Por outro lado, no que se refere particularmente a uma ordem social que tinha o seu centro num soberano, até ao Sacro Império Romano subsiste o principio – já defendido por Celso contra o dualismo do cristianismo das origens – de que os súbditos através da sua fidelidade ao seu príncipe podem demonstrar a sua fidelidade a Deus. É uma antiga concepção indo-europeia a do súbdito como um ser que está ligado por um compromisso sagrado e livre à pessoa do soberano; esta
fides ou devoção pessoal foi levada, no mundo tradicional, para além dos limites políticos e individuais, a ponto de atingir por vezes o valor de uma via de libertação. «Os sujeitos – salienta por exemplo Cumont a propósito do Irão – consagravam aos seus reis divinizados não só as suas acções e as palavras, mas também os seus próprios pensamentos. O seu dever era uma dedicação total da sua personalidade àqueles monarcas igualados aos deuses. A
militia sagrada dos Mistérios é apenas esta moral cívica considerada do ponto de vista religioso. 0 lealismo confundia-se assim com a fé.» A isto deve-se portanto acrescentar que nas formas mais nítidas e luminosas da Tradição se reconhecia igualmente a este lealismo a virtude de produzir os mesmos frutos que a fé promete.
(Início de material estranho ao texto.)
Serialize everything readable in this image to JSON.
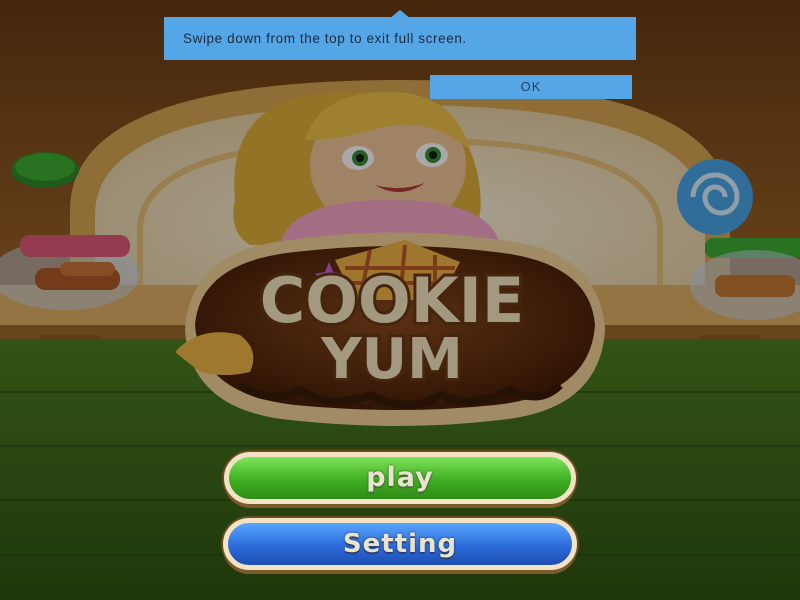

Ainda há pouco tempo se viu, no Japão, o general Nogi, o vencedor de Port Arthur, matar-se com a mulher, à morte do seu imperador, para o seguir nos mesmos caminhos do além-túmulo.
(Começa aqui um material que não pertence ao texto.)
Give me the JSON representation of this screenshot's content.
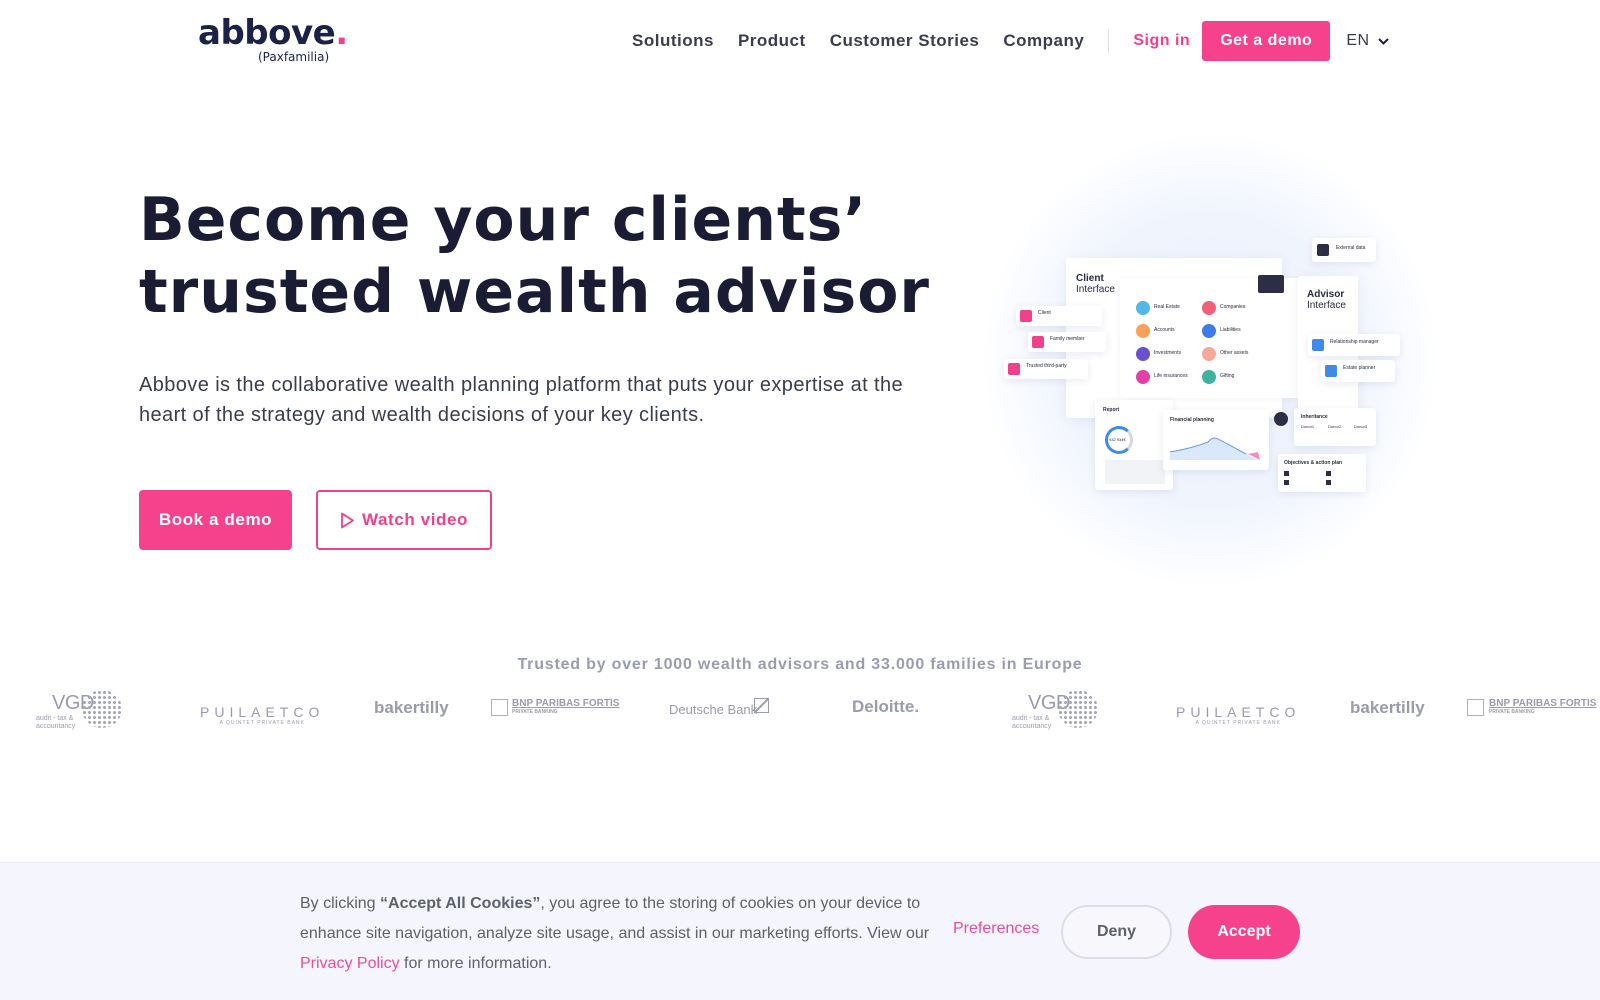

Com tudo isto esclarece-se em todos os aspectos o motivo por que dizemos que o segundo eixo de toda a organização tradicional é – além do rito e da existência de uma elite, não só humana, que representa a transcendência – a
fidelidade. É esta a força que, tal como um magnetismo, estabelece os contactos, cria uma atmosfera psíquica, propicia as comunicações, estabiliza as estruturas e determina um sistema de coordenação e de gravitação entre os indivíduos isolados e entre estes e o centro. Quando começa a faltar este fluído, que em última análise tem a sua origem na liberdade e na espontaneidade espiritual da personalidade, o organismo tradicional perde a sua elementar força de coesão, fecham-se caminhos, os sentidos mais subtis atrofiam-se, as partes dissociam-se e atomizam-se – o que tem por consequência a imediata retirada das forças do alto, que deixam ir os homens para onde quiserem, segundo o destino criado pelas suas acções e que nenhuma influência superior poderá já modificar. É somente este o mistério da decadência.